Cependant, il est souvent reconnu que les sanctions sont inefficaces pour modifier les comportements. Pour compenser cela, on avance alors qu’elles ont des objectifs multiples. Par exemple, elles peuvent dissuader ou contraindre un comportement, et elles ont une fonction symbolique importante. Comme les sanctions sont généralement formulées en des termes normatifs, elles renvoient au respect des engagements à l’égard des lois internationales. C’est pourquoi, en dépit du fait qu’elles échouent à modifier les comportements, elles sont considérées comme un outil important dans l’application du droit international.

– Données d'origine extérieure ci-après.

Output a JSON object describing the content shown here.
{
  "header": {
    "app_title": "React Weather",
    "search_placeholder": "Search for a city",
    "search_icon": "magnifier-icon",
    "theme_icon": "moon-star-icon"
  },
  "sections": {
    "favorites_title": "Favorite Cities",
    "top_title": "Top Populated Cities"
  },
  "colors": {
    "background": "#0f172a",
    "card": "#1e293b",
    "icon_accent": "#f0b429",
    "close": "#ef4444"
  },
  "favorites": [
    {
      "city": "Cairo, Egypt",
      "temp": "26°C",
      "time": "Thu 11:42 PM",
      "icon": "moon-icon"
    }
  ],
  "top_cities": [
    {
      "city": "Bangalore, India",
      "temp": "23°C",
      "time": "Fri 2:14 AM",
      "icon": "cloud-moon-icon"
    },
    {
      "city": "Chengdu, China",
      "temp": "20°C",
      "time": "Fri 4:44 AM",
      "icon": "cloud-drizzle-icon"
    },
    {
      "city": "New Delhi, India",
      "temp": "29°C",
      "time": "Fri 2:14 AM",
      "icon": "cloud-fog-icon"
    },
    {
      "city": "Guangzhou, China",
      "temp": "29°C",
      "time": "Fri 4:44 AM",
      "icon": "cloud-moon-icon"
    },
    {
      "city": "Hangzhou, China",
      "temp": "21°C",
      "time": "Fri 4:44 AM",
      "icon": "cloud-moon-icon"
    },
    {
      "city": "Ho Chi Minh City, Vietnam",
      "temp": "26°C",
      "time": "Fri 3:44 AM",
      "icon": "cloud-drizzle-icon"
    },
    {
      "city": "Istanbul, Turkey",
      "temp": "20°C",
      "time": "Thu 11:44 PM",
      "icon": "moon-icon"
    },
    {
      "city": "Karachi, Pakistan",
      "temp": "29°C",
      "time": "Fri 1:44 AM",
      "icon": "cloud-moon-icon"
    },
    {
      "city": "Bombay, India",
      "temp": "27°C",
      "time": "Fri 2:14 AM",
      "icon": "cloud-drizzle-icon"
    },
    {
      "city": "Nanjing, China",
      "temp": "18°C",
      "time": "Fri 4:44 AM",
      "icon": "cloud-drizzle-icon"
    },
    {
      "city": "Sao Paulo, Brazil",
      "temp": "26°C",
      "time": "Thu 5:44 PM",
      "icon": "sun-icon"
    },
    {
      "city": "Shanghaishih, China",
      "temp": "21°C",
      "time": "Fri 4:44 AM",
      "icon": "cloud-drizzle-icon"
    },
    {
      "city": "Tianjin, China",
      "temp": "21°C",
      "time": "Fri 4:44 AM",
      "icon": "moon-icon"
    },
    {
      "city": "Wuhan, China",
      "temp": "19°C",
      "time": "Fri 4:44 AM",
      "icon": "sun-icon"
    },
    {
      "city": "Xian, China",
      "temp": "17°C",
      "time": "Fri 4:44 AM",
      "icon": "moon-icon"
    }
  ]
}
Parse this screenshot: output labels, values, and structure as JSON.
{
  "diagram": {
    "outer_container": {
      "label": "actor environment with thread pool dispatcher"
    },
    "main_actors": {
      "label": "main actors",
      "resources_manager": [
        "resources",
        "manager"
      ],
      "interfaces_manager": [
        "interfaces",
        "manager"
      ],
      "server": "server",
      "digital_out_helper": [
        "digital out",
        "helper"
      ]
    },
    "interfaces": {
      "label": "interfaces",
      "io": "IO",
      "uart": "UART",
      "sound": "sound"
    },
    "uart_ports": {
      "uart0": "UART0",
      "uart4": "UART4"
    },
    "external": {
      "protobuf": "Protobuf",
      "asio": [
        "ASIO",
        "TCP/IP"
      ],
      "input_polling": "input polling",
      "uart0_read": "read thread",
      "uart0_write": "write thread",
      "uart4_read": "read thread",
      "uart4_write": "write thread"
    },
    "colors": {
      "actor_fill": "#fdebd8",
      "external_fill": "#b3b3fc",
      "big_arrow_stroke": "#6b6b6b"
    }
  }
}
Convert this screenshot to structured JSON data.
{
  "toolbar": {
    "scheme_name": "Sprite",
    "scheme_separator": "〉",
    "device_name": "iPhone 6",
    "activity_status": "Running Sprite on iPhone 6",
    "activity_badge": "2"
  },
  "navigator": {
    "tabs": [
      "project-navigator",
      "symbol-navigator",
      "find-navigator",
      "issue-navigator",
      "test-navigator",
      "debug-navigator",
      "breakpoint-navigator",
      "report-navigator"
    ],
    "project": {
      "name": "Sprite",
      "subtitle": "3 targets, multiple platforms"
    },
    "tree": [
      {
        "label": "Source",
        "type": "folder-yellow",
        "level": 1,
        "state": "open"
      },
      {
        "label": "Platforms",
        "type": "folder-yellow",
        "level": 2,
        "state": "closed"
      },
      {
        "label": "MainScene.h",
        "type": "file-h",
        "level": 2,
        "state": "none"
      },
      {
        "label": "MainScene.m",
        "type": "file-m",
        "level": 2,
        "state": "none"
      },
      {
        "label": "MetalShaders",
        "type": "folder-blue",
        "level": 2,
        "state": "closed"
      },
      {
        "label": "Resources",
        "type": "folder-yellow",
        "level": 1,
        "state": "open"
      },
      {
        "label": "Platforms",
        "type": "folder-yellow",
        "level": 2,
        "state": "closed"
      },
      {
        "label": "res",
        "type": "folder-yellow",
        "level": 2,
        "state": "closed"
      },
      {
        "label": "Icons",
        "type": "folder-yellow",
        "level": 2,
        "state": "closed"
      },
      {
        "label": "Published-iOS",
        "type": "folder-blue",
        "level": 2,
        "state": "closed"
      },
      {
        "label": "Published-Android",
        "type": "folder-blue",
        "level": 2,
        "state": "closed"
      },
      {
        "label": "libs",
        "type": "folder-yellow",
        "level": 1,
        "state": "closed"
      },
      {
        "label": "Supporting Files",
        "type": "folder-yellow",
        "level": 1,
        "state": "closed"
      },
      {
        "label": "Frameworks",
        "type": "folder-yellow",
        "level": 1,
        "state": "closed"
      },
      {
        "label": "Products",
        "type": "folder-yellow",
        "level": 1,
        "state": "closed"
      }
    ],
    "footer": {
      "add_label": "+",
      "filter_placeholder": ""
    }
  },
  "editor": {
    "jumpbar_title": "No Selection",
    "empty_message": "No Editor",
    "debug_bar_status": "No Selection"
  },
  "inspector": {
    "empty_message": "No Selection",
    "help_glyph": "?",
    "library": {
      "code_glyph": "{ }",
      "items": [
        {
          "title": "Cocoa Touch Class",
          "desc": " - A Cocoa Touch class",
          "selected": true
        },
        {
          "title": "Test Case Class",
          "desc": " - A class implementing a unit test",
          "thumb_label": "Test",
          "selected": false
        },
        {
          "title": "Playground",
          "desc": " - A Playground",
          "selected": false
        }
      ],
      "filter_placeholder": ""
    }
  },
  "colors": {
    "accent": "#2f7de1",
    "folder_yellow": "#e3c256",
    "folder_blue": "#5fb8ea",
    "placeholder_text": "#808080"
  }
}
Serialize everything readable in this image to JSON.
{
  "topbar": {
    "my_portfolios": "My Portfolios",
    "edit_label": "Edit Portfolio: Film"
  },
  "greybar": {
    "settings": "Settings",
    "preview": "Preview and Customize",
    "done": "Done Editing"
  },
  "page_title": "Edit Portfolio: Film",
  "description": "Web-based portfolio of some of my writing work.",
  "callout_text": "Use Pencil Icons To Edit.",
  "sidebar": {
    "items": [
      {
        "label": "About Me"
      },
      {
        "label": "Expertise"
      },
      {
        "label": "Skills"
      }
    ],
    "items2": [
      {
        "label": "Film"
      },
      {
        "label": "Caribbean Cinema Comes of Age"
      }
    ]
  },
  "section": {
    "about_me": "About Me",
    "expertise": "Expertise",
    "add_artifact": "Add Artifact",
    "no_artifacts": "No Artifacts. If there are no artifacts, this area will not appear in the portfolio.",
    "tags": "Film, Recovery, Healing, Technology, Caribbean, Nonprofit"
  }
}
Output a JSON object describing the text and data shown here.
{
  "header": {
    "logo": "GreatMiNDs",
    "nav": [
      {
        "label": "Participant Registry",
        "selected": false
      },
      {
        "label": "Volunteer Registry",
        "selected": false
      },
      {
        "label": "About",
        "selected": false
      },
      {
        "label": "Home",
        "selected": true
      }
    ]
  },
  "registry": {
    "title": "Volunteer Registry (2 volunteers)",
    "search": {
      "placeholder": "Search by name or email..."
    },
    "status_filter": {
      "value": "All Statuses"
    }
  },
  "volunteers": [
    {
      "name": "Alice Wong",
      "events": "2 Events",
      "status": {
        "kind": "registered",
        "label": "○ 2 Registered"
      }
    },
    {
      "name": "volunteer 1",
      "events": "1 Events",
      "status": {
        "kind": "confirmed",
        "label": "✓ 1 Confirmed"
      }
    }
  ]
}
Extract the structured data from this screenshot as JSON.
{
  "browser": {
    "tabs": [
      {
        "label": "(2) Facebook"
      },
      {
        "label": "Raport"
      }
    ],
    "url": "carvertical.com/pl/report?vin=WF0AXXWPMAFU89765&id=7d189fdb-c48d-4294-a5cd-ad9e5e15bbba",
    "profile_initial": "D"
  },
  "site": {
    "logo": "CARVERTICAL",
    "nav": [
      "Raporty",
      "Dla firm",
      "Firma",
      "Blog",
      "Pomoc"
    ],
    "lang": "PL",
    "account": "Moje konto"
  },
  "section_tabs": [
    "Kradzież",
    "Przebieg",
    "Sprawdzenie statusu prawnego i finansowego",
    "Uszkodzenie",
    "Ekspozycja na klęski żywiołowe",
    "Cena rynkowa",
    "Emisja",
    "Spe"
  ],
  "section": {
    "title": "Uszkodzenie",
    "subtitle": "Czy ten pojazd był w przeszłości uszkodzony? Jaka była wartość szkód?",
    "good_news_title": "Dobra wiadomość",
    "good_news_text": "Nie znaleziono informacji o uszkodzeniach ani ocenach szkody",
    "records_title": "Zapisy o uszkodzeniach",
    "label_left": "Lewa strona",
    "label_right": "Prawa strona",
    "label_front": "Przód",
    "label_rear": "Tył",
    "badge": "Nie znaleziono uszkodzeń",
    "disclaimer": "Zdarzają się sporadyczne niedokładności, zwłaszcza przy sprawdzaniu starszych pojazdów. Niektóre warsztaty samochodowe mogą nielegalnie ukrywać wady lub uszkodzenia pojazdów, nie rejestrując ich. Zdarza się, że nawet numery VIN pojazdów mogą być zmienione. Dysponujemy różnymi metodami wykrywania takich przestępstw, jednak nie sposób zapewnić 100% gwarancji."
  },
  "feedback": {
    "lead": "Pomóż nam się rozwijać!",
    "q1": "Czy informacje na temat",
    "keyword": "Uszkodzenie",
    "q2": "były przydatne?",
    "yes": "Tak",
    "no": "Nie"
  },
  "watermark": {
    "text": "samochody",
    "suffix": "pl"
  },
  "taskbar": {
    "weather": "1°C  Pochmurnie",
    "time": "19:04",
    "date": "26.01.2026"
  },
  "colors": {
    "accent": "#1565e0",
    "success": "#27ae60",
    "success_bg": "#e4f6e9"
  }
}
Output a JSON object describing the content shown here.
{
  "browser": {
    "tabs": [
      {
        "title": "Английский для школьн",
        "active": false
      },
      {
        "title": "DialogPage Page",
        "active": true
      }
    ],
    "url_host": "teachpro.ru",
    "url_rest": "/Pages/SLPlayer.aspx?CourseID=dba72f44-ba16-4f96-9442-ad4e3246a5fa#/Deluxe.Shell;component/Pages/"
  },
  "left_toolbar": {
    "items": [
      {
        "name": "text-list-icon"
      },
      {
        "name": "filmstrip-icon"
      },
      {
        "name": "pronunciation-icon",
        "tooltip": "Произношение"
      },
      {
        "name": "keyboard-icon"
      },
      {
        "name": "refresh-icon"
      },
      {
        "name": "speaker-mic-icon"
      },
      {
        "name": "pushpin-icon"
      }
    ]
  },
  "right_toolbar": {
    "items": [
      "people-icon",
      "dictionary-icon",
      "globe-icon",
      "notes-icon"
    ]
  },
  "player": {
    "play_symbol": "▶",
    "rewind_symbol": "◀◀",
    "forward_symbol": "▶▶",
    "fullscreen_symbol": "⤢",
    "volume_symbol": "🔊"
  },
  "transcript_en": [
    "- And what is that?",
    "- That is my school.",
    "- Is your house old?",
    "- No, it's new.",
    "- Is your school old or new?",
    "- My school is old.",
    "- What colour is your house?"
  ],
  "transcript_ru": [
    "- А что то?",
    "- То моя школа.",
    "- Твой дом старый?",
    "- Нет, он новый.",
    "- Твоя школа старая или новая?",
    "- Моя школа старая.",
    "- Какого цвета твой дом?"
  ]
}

Les événements actuels suggèrent que les sanctions sont appelées à rester, surtout si les États-Unis et l’Union européenne recourent régulièrement de manière enthousiaste à cet instrument. En témoigne le régime de sanctions « sans précédent » contre la Russie (un exemple parmi tant d’autres), qui sont justifiées comme un moyen de défendre « l’ordre international fondé sur des règles ». Du point de vue de ceux qui les ont instaurées, les sanctions unilatérales sont un outil de politique étrangère approprié pour faire respecter les normes et les valeurs internationales. Toutefois, l’impact à long terme de ces mesures pourrait avoir des conséquences structurelles importantes sur la répartition du pouvoir entre les États, et sur la capacité des États-Unis et de l’UE à imposer des sanctions unilatérales. Ce bref commentaire examine ces tendances potentielles en considérant d’abord la façon dont les cibles réagissent aux sanctions unilatérales, puis en examinant la position des États tiers.

Richard Nephew décrit avec justesse les sanctions comme des outils psychologiques : en infligeant une douleur aux « points d’inflexion » d’une cible, elles visent à affaiblir la détermination d’un État. Pourtant, leur conception repose sur une mauvaise compréhension de la psychologie de la cible. Les « coûts » ne sont pas la seule variable qui façonne le comportement. Le plus souvent, le comportement des États est influencé par les interactions interétatiques et la perception des intentions des autres. C’est pourquoi l’approche fondée sur la théorie du choix rationnel des acteurs ne permet pas d’appréhender correctement la manière dont les États réagissent aux sanctions ; une approche sociologique pourrait fournir une image plus complète. Une telle approche prendrait en compte les interactions sociales entre les États et la manière dont elles influencent la prise de décision. La manière dont un acteur se définit, se positionne dans le monde et interprète ses interactions avec les autres est importante. Par exemple, les dirigeants russes considèrent leur État comme une « grande puissance » et interprètent les sanctions comme relevant d’une guerre économique, adoptée pour affaiblir la Russie et la faire souffrir. Dans cette optique, les dirigeants russes peuvent estimer qu’il serait beaucoup plus coûteux de céder aux mesures que d’en subir les conséquences. Les États san...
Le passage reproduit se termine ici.